The Hybrid-Annuity Model or HAM was introduced in January 2016 to revive investments in road infrastructure projects.
What is Hybrid Annuity Model (HAM)?
HAM is a mix of the EPC (engineering, procurement and construction) and BOT (build, operate, transfer) models.
What is EPC? – Under the EPC model, National Highway Authority of India (NHAI) pays private players to lay roads. The private player has no role in the road’s ownership, toll collection or maintenance (it is taken care of by the government).

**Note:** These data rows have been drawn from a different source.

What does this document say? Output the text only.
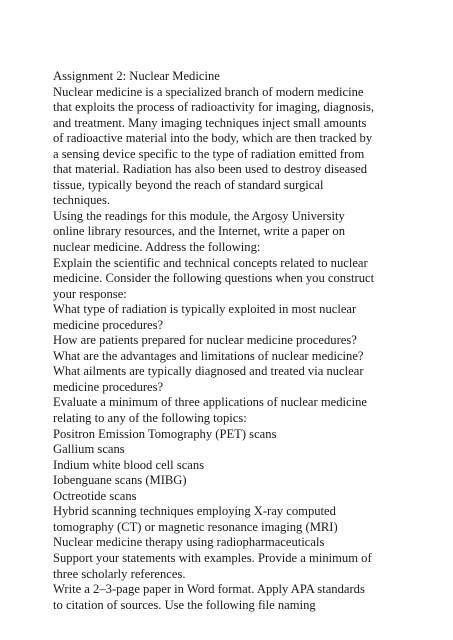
Assignment 2: Nuclear Medicine
Nuclear medicine is a specialized branch of modern medicine
that exploits the process of radioactivity for imaging, diagnosis,
and treatment. Many imaging techniques inject small amounts
of radioactive material into the body, which are then tracked by
a sensing device specific to the type of radiation emitted from
that material. Radiation has also been used to destroy diseased
tissue, typically beyond the reach of standard surgical
techniques.
Using the readings for this module, the Argosy University
online library resources, and the Internet, write a paper on
nuclear medicine. Address the following:
Explain the scientific and technical concepts related to nuclear
medicine. Consider the following questions when you construct
your response:
What type of radiation is typically exploited in most nuclear
medicine procedures?
How are patients prepared for nuclear medicine procedures?
What are the advantages and limitations of nuclear medicine?
What ailments are typically diagnosed and treated via nuclear
medicine procedures?
Evaluate a minimum of three applications of nuclear medicine
relating to any of the following topics:
Positron Emission Tomography (PET) scans
Gallium scans
Indium white blood cell scans
Iobenguane scans (MIBG)
Octreotide scans
Hybrid scanning techniques employing X-ray computed
tomography (CT) or magnetic resonance imaging (MRI)
Nuclear medicine therapy using radiopharmaceuticals
Support your statements with examples. Provide a minimum of
three scholarly references.
Write a 2–3-page paper in Word format. Apply APA standards
to citation of sources. Use the following file naming
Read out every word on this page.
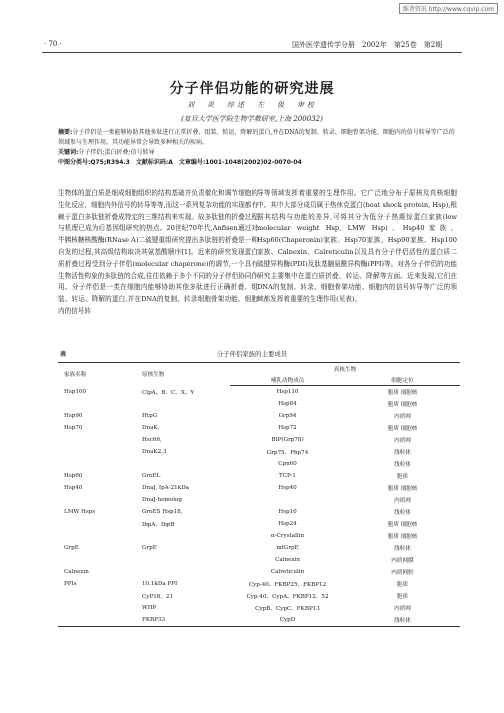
维普资讯 http://www.cqvip.com
· 70 ·	国外医学遗传学分册　2002年　第25卷　第2期
分子伴侣功能的研究进展
刘　炎　综述　左　伋　审校
(复旦大学医学院生物学教研室,上海 200032)
摘要:分子伴侣是一类能够协助其他多肽进行正常折叠、组装、转运、降解的蛋白,并在DNA的复制、转录、细胞骨架功能、细胞内的信号转导等广泛的领域参与生理作用。其功能异常会导致多种相关的疾病。
关键词:分子伴侣;蛋白折叠;信号转导
中图分类号:Q75;R394.3　文献标识码:A　文章编号:1001-1048(2002)02-0070-04
生物体的蛋白质是细成细胞组织的结构基础并负责催化和调节细胞的生化反应、细胞内外信号的转导等等,而这一系列复杂功能的实现都有赖于蛋白多肽链折叠成特定的三维结构来实现。故多肽链的折叠过程与机理已成为后基因组研究的热点。20世纪70年代,Anfisen通过对牛胰核糖核酸酶(RNase A)二硫键重组研究提出多肽链的折叠是一种自发的过程,其高级结构取决其氨基酸顺序[1]。近来的研究发现蛋白质折叠过程受到分子伴侣(molecular chaperone)的调节,一个具有生物活性构象的多肽链的合成,往往依赖于多个不同的分子伴侣协同作用。分子伴侣是一类在细胞内能够协助其他多肽进行正确折叠、组装、转运、降解的蛋白,并在DNA的复制、转录细胞骨架功能、细胞内的信号转
导等领域发挥着重要的生理作用。它广泛地分布于原核及真核细胞中。其中大部分成员属于热休克蛋白(heat shock protein, Hsp),根据其结构与功能的差异,可将其分为低分子热震惊蛋白家族(low molecular weight Hsp, LMW Hsp)、Hsp40家族、Hsp60(Chaperonin)家族、Hsp70家族、Hsp90家族、Hsp100家族、Calnexin、Calreticulin以及具有分子伴侣活性的蛋白质二硫键异构酶(PDI)及肽基脯氨酰异构酶(PPI)等。对各分子伴侣的功能研究主要集中在蛋白质折叠、转运、降解等方面。近来发现,它们在DNA的复制、转录、细胞骨架功能、细胞内的信号转导等广泛的领域都发挥着重要的生理作用(见表)。
表	分子伴侣家族的主要成员
家族名称	原核生物	真核生物	
		哺乳动物成员	细胞定位
Hsp100	ClpA、B、C、X、Y	Hsp110	胞质 细胞核
		Hsp84	胞质 细胞核
Hsp90	HtpG	Grp94	内质网
Hsp70	DnaK,	Hsp72	胞质 细胞核
	Hsc66,	BIP(Grp78)	内质网
	DnaK2,3	Grp75、Php74	线粒体
		Cpn60	线粒体
Hsp60	GroEL	TCP-1	胞质
Hsp40	DnaJ, IpA-21kDa	Hsp40	胞质 细胞核
	DnaJ-homolog		内质网
LMW Hsps	GroES Hsp18,	Hsp10	线粒体
	IbpA、IbpB	Hsp24	胞质 细胞核
		α-Crystallin	胞质 细胞核
GrpE	GrpE	mtGrpE	线粒体
		Calnexin	内质网膜
Calnexin		Calreticulin	内质网腔
PPIs	10.1kDa PPI	Cyp-40、FKBP25、FKBP12	胞质
	CyP18、21	Cyp-40、CypA、FKBP12、52	胞质
	WHP	CypB、CypC、FKBP13	内质网
	FKBP33	CypD	线粒体
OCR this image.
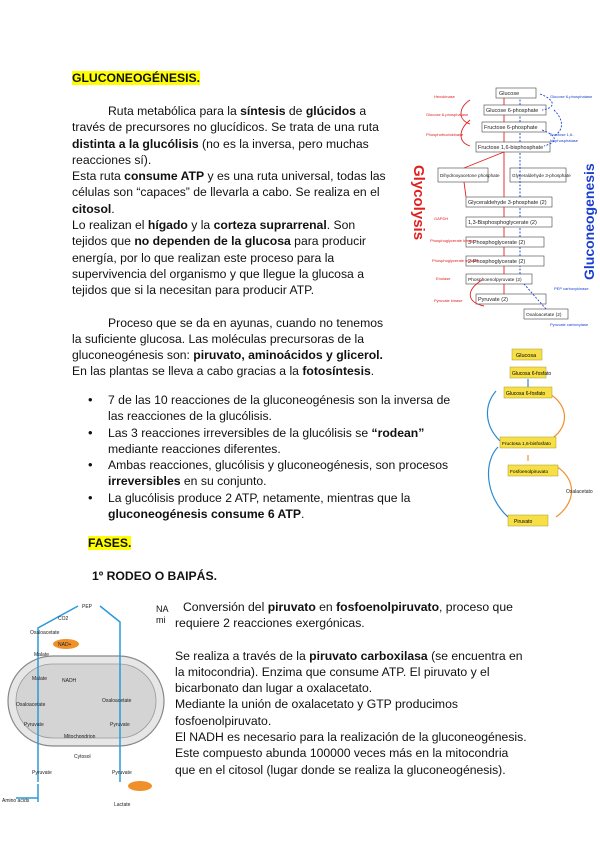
GLUCONEOGÉNESIS.

Ruta metabólica para la síntesis de glúcidos a través de precursores no glucídicos. Se trata de una ruta distinta a la glucólisis (no es la inversa, pero muchas reacciones sí).

Esta ruta consume ATP y es una ruta universal, todas las células son “capaces” de llevarla a cabo. Se realiza en el citosol.

Lo realizan el hígado y la corteza suprarrenal. Son tejidos que no dependen de la glucosa para producir energía, por lo que realizan este proceso para la supervivencia del organismo y que llegue la glucosa a tejidos que si la necesitan para producir ATP.

Proceso que se da en ayunas, cuando no tenemos la suficiente glucosa. Las moléculas precursoras de la gluconeogénesis son: piruvato, aminoácidos y glicerol. En las plantas se lleva a cabo gracias a la fotosíntesis.

• 7 de las 10 reacciones de la gluconeogénesis son la inversa de las reacciones de la glucólisis.
• Las 3 reacciones irreversibles de la glucólisis se “rodean” mediante reacciones diferentes.
• Ambas reacciones, glucólisis y gluconeogénesis, son procesos irreversibles en su conjunto.
• La glucólisis produce 2 ATP, netamente, mientras que la gluconeogénesis consume 6 ATP.
FASES.
1º RODEO O BAIPÁS.

Conversión del piruvato en fosfoenolpiruvato, proceso que requiere 2 reacciones exergónicas.

Se realiza a través de la piruvato carboxilasa (se encuentra en la mitocondria). Enzima que consume ATP. El piruvato y el bicarbonato dan lugar a oxalacetato.

Mediante la unión de oxalacetato y GTP producimos fosfoenolpiruvato.

El NADH es necesario para la realización de la gluconeogénesis. Este compuesto abunda 100000 veces más en la mitocondria que en el citosol (lugar donde se realiza la gluconeogénesis).

NA
mi
Glycolysis	Gluconeogenesis
Glucose
Glucose 6-phosphate
Fructose 6-phosphate
Fructose 1,6-bisphosphate
Dihydroxyacetone phosphate	Glyceraldehyde 3-phosphate
Glyceraldehyde 3-phosphate (2)
1,3-Bisphosphoglycerate (2)
3-Phosphoglycerate (2)
2-Phosphoglycerate (2)
Phosphoenolpyruvate (2)
Pyruvate (2)
Oxaloacetate (2)
Hexokinase
Glucose 6-phosphatase
Phosphofructokinase
GAPDH
Phosphoglycerate kinase
Phosphoglycerate mutase
Enolase
Pyruvate kinase
Glucose 6-phosphatase
Fructose 1,6-
bisphosphatase
PEP carboxykinase
Pyruvate carboxylase
Glucosa
Glucosa 6-fosfato
Glucosa 6-fosfato
Fructosa 1,6-bisfosfato
Fosfoenolpiruvato
Piruvato
Oxalacetato
PEP
CO2
Oxaloacetate
Malate
NAD+
NADH
Malate
Oxaloacetate
Oxaloacetate
Pyruvate	Pyruvate
Mitochondrion
Cytosol
Pyruvate	Pyruvate
Lactate
Amino acids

What is BOT? – Under the BOT model, private players have an active role — they build, operate and maintain the road for a specified number of years — say 10-15 years — before transferring the asset back to the government. Under BOT, the private player arranged all the finances for the project, while collecting toll revenue or annuity fee from the Government, as agreed. The annuity fee arrangement is known as BOT-Annuity.
HAM combines EPC (40 per cent) and BOT-Annuity (60 per cent). On behalf of the government, NHAI releases 40 per cent of the total project cost. It is given in five tranches linked to milestones. The balance 60 per cent is arranged by the developer. Here, the developer usually invests not more than 20-25 per cent of the project cost (as against 40 percent or more before), while the remaining is raised as debt.
Problems faced by the earlier models:
- Reluctance on part of private players – The BOT model ran into roadblocks with private players not quite forthcoming to invest. The private player had to fully arrange for its finances — be it through equity contribution or debt.
- Reluctance on part of banks – Banks were reluctant to finance such projects on the apprehensions of such projects turning to Non-performing assets.
- Traffic volume risk – the developer had to take on the entire risk of low passenger traffic which is not within the control of the developer.
Advantages of HAM:
- Risk sharing – HAM spreads the risks between the developer and the government. The government pitches in to finance 40 per cent of the project cost — a sort of viability-gap funding.
- Better credit availability – HAM helps the developer cut the overall debt and improves project returns.
- Less dependence on traffic volume – The annuity payment structure means that the developers aren’t taking ‘traffic risk’.